A: Pope Francis recently released two motu proprios (documents initiated by the Pope and discussing procedural issues, not doctrine) which significantly altered Canon Law regarding annulments. Both are essentially the same document, one being addressed to the Eastern Churches and the other to us in the Latin rite.

Similar to the recent announcement regarding dispensations for abortion, Pope Francis has NOT changed doctrine. Nor has Pope Francis in any way indicated a softening of the Church’s stance on divorce. Marriage is and always will be sacrament and indissoluble. However, in cases where annulments are granted, the Church has determined that a sacramental marriage never existed in the first place.
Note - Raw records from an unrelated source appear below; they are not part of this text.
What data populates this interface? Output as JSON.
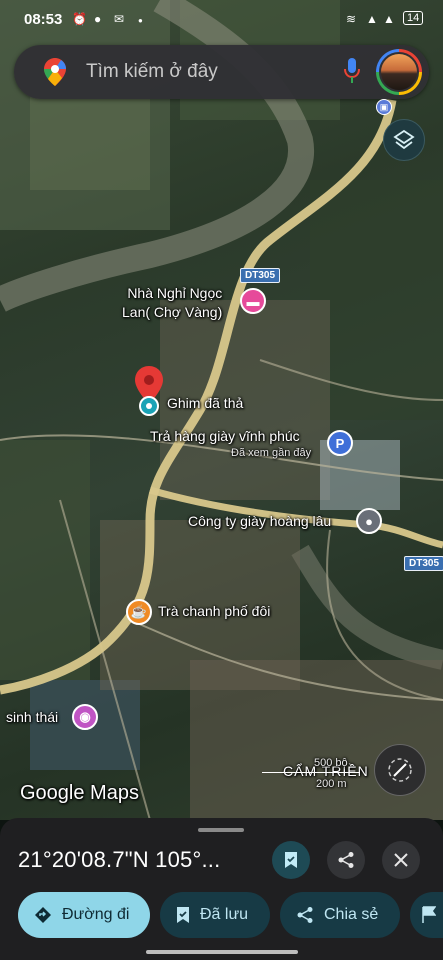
{
  "status_bar": {
    "time": "08:53",
    "battery": "14"
  },
  "search": {
    "placeholder": "Tìm kiếm ở đây"
  },
  "map": {
    "labels": {
      "hotel_line1": "Nhà Nghỉ Ngọc",
      "hotel_line2": "Lan( Chợ Vàng)",
      "dropped_pin": "Ghim đã thả",
      "shoe_store": "Trả hàng giày vĩnh phúc",
      "shoe_store_sub": "Đã xem gần đây",
      "shoe_company": "Công ty giày hoàng lâu",
      "tea_shop": "Trà chanh phố đôi",
      "eco": "sinh thái",
      "area": "CẨM TRIỀN",
      "road_dt305_top": "DT305",
      "road_dt305_right": "DT305",
      "scale_ft": "500 bộ",
      "scale_m": "200 m",
      "logo": "Google Maps",
      "poi_p": "P"
    },
    "colors": {
      "road": "#d8c78b",
      "pin": "#e53935",
      "lodging": "#e64a9a",
      "cafe": "#f08a24",
      "shop": "#3f6fd8"
    }
  },
  "sheet": {
    "coordinates": "21°20'08.7\"N 105°...",
    "actions": {
      "directions": "Đường đi",
      "saved": "Đã lưu",
      "share": "Chia sẻ"
    }
  },
  "icons": [
    "google-maps-pin-icon",
    "mic-icon",
    "layers-icon",
    "bus-icon",
    "bookmark-icon",
    "share-icon",
    "close-icon",
    "directions-icon",
    "compass-icon",
    "flag-icon"
  ]
}
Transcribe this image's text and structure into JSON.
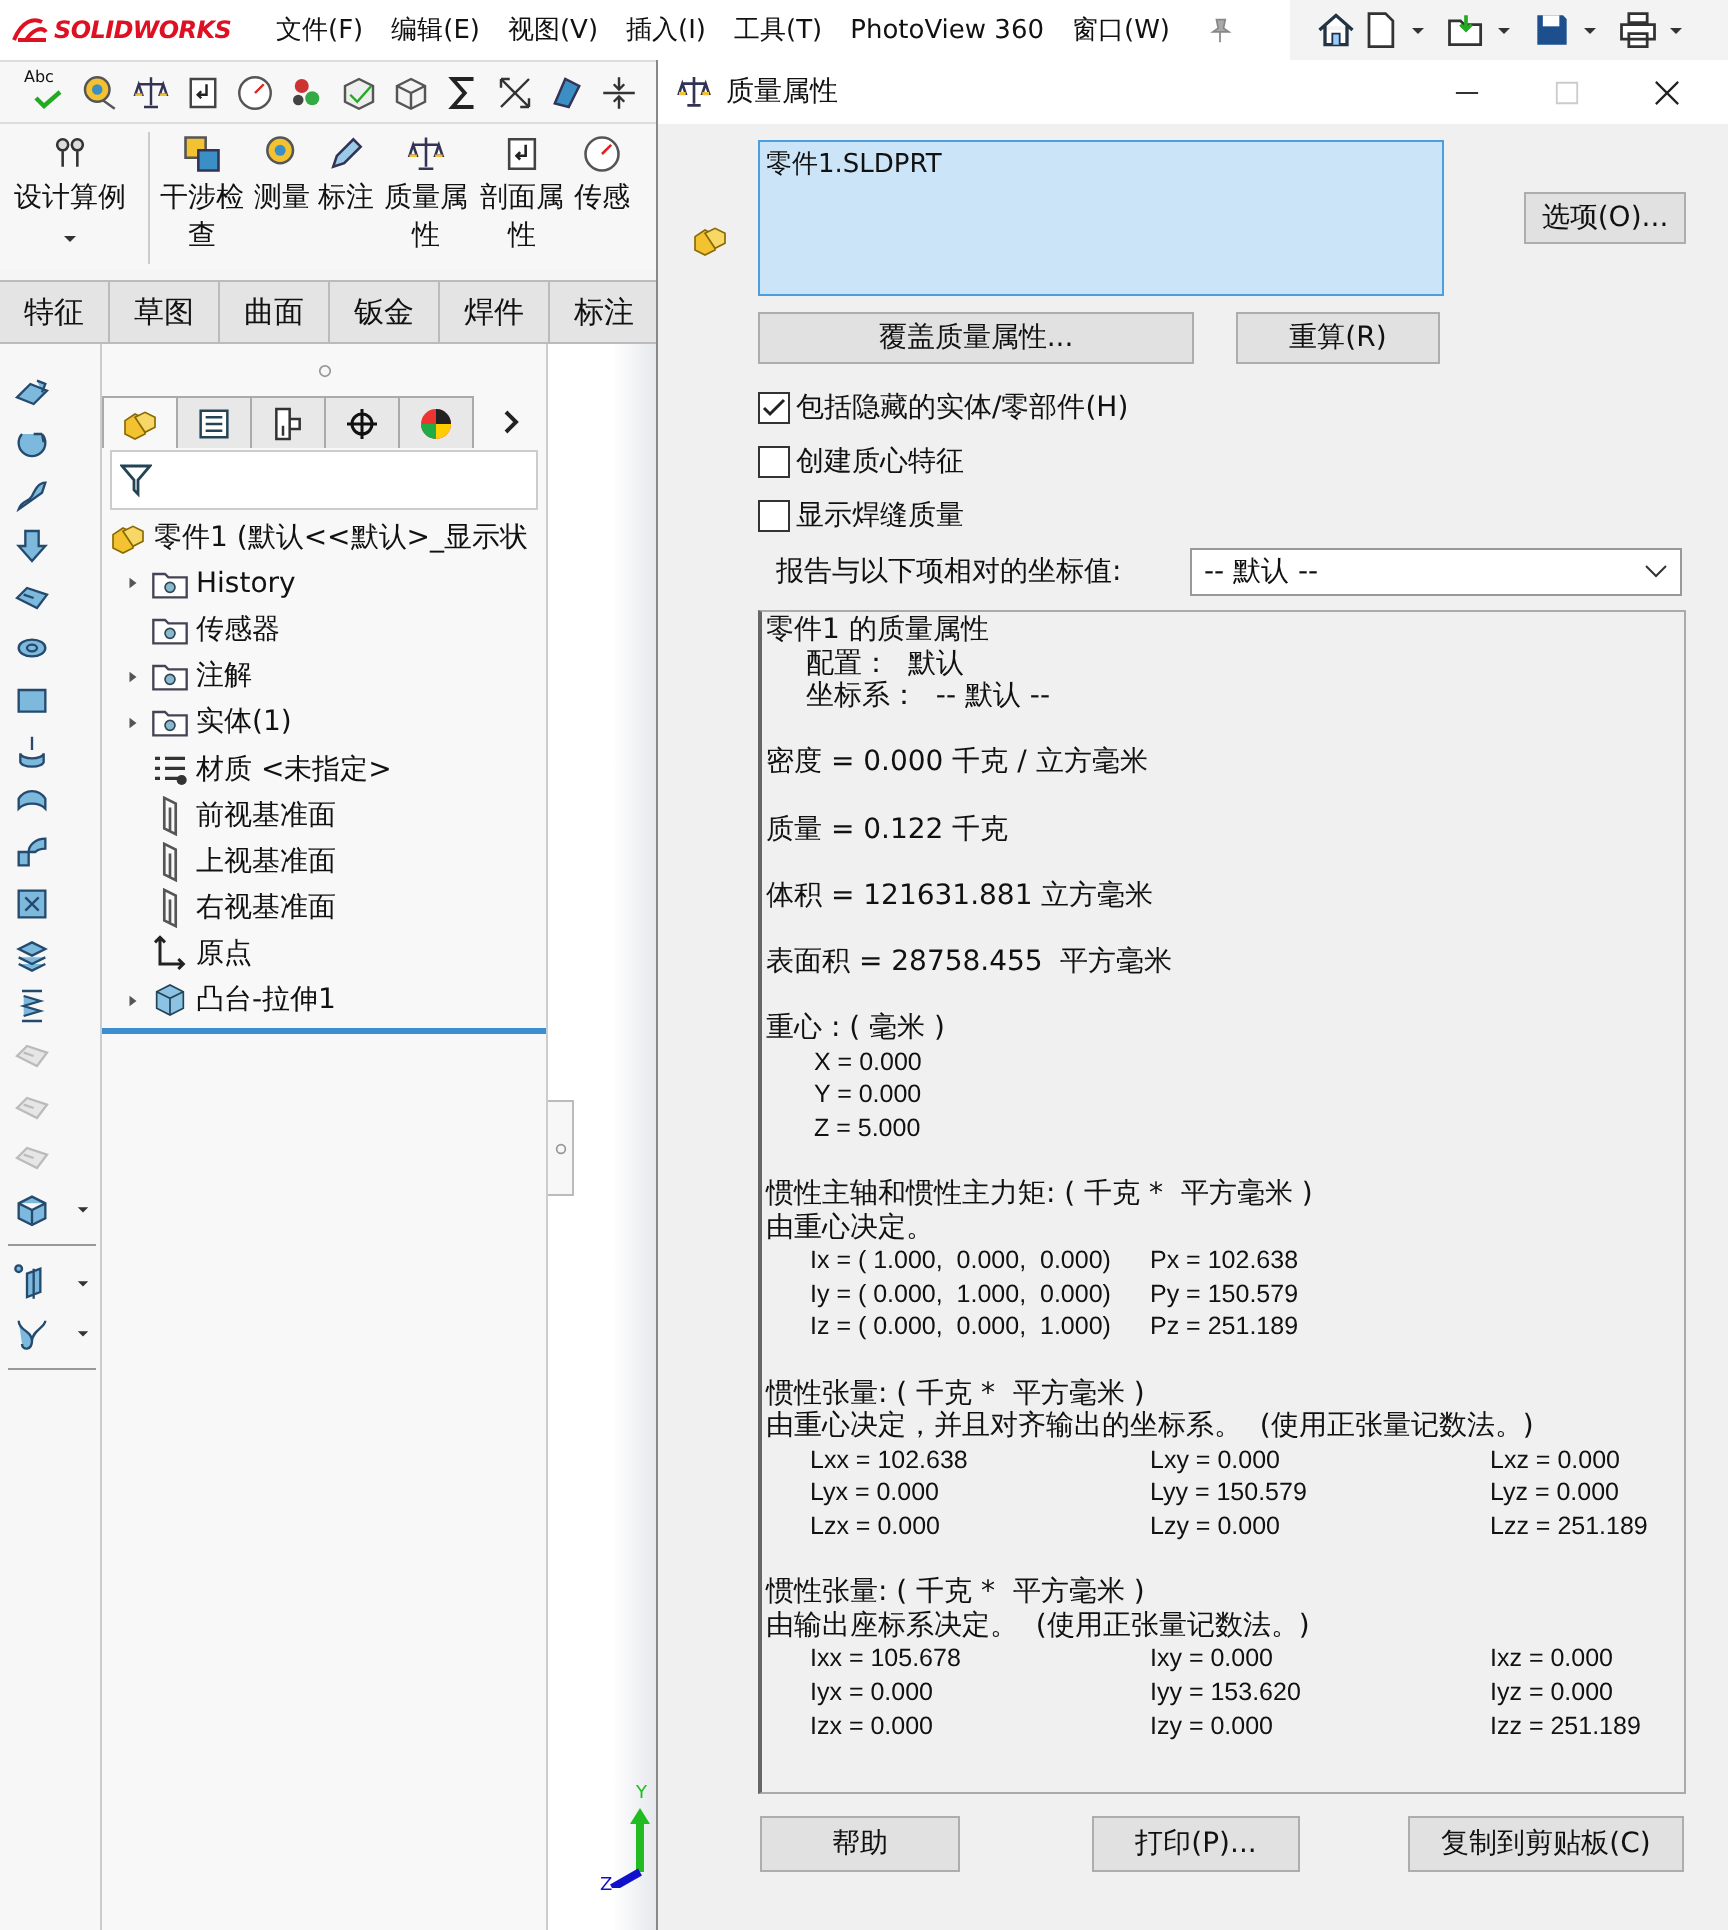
{
  "app": {
    "logo": "SOLIDWORKS",
    "menus": [
      "文件(F)",
      "编辑(E)",
      "视图(V)",
      "插入(I)",
      "工具(T)",
      "PhotoView 360",
      "窗口(W)"
    ]
  },
  "toolbar": {
    "spell_check_text": "Abc"
  },
  "ribbon": {
    "items": [
      {
        "label": "设计算例",
        "dropdown": true
      },
      {
        "label": "干涉检查",
        "dropdown": false
      },
      {
        "label": "测量",
        "dropdown": false
      },
      {
        "label": "标注",
        "dropdown": false
      },
      {
        "label": "质量属性",
        "dropdown": false
      },
      {
        "label": "剖面属性",
        "dropdown": false
      },
      {
        "label": "传感",
        "dropdown": false
      }
    ]
  },
  "command_tabs": [
    "特征",
    "草图",
    "曲面",
    "钣金",
    "焊件",
    "标注"
  ],
  "feature_toolbar": {
    "groups": [
      {
        "tools": [
          {
            "disabled": false,
            "dropdown": false
          },
          {
            "disabled": false,
            "dropdown": false
          },
          {
            "disabled": false,
            "dropdown": false
          },
          {
            "disabled": false,
            "dropdown": false
          },
          {
            "disabled": false,
            "dropdown": false
          },
          {
            "disabled": false,
            "dropdown": false
          },
          {
            "disabled": false,
            "dropdown": false
          },
          {
            "disabled": false,
            "dropdown": false
          },
          {
            "disabled": false,
            "dropdown": false
          },
          {
            "disabled": false,
            "dropdown": false
          },
          {
            "disabled": false,
            "dropdown": false
          },
          {
            "disabled": false,
            "dropdown": false
          },
          {
            "disabled": false,
            "dropdown": false
          },
          {
            "disabled": true,
            "dropdown": false
          },
          {
            "disabled": true,
            "dropdown": false
          },
          {
            "disabled": true,
            "dropdown": false
          },
          {
            "disabled": false,
            "dropdown": true
          }
        ]
      },
      {
        "tools": [
          {
            "disabled": false,
            "dropdown": true
          },
          {
            "disabled": false,
            "dropdown": true
          }
        ]
      }
    ]
  },
  "feature_manager": {
    "tabs": [
      {
        "selected": true
      },
      {
        "selected": false
      },
      {
        "selected": false
      },
      {
        "selected": false
      },
      {
        "selected": false
      }
    ]
  },
  "feature_tree": {
    "root": {
      "label": "零件1  (默认<<默认>_显示状",
      "children": [
        {
          "label": "History",
          "kind": "folder",
          "expanded": false
        },
        {
          "label": "传感器",
          "kind": "folder"
        },
        {
          "label": "注解",
          "kind": "folder",
          "expanded": false
        },
        {
          "label": "实体(1)",
          "kind": "folder",
          "expanded": false
        },
        {
          "label": "材质 <未指定>",
          "kind": "material"
        },
        {
          "label": "前视基准面",
          "kind": "plane"
        },
        {
          "label": "上视基准面",
          "kind": "plane"
        },
        {
          "label": "右视基准面",
          "kind": "plane"
        },
        {
          "label": "原点",
          "kind": "origin"
        },
        {
          "label": "凸台-拉伸1",
          "kind": "feature",
          "expanded": false
        }
      ]
    }
  },
  "triad": {
    "y_label": "Y",
    "z_label": "Z"
  },
  "dialog": {
    "title": "质量属性",
    "selected_items": [
      "零件1.SLDPRT"
    ],
    "options_button": "选项(O)...",
    "override_button": "覆盖质量属性...",
    "recalculate_button": "重算(R)",
    "checkboxes": [
      {
        "label": "包括隐藏的实体/零部件(H)",
        "checked": true
      },
      {
        "label": "创建质心特征",
        "checked": false
      },
      {
        "label": "显示焊缝质量",
        "checked": false
      }
    ],
    "coordinate_label": "报告与以下项相对的坐标值:",
    "coordinate_value": "-- 默认 --",
    "report": {
      "sections": [
        {
          "lines": [
            "零件1 的质量属性"
          ],
          "details": [
            "配置：  默认",
            "坐标系：  -- 默认 --"
          ]
        },
        {
          "lines": [
            "密度 = 0.000 千克 / 立方毫米"
          ]
        },
        {
          "lines": [
            "质量 = 0.122 千克"
          ]
        },
        {
          "lines": [
            "体积 = 121631.881 立方毫米"
          ]
        },
        {
          "lines": [
            "表面积 = 28758.455  平方毫米"
          ]
        },
        {
          "lines": [
            "重心 : ( 毫米 )"
          ],
          "values": [
            "X = 0.000",
            "Y = 0.000",
            "Z = 5.000"
          ]
        },
        {
          "lines": [
            "惯性主轴和惯性主力矩: ( 千克 *  平方毫米 )",
            "由重心决定。"
          ],
          "table": [
            [
              "Ix = ( 1.000,  0.000,  0.000)",
              "Px = 102.638"
            ],
            [
              "Iy = ( 0.000,  1.000,  0.000)",
              "Py = 150.579"
            ],
            [
              "Iz = ( 0.000,  0.000,  1.000)",
              "Pz = 251.189"
            ]
          ]
        },
        {
          "lines": [
            "惯性张量: ( 千克 *  平方毫米 )",
            "由重心决定，并且对齐输出的坐标系。  (使用正张量记数法。)"
          ],
          "table": [
            [
              "Lxx = 102.638",
              "Lxy = 0.000",
              "Lxz = 0.000"
            ],
            [
              "Lyx = 0.000",
              "Lyy = 150.579",
              "Lyz = 0.000"
            ],
            [
              "Lzx = 0.000",
              "Lzy = 0.000",
              "Lzz = 251.189"
            ]
          ]
        },
        {
          "lines": [
            "惯性张量: ( 千克 *  平方毫米 )",
            "由输出座标系决定。  (使用正张量记数法。)"
          ],
          "table": [
            [
              "Ixx = 105.678",
              "Ixy = 0.000",
              "Ixz = 0.000"
            ],
            [
              "Iyx = 0.000",
              "Iyy = 153.620",
              "Iyz = 0.000"
            ],
            [
              "Izx = 0.000",
              "Izy = 0.000",
              "Izz = 251.189"
            ]
          ]
        }
      ]
    },
    "footer_buttons": [
      "帮助",
      "打印(P)...",
      "复制到剪贴板(C)"
    ]
  }
}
During the synod in 2014, the bishops requested changes be made to make the annulment process quicker and more accessible. Pope Francis responded to this request by forming a commission to review the process and make changes where necessary. These changes are a result of the pastoral reality we face today, which is that in many countries annulments can take years and costs can be prohibitive. In other cases, the process is so overwhelming that couples chose to be married outside of the Church and forgo participation in the Sacraments.

To address this, the Pope has simplified the process by removing the requirement for all annulments to have a second judgement and has allowed very straightforward cases to be judged by the local bishop. This will significantly reduce the administrative burden on Tribunals (and by extension the entire Church) and will speed up the process. There are conflicting reports, but Pope Francis has either directed that annulments be free or that the costs be significantly reduced. There are numerous other changes (such as the metropolitan (archbishop) hearing appeals), however, the main points are noted above.

The changes come into effect on December 8, which coincides with the Jubilee Year of Mercy.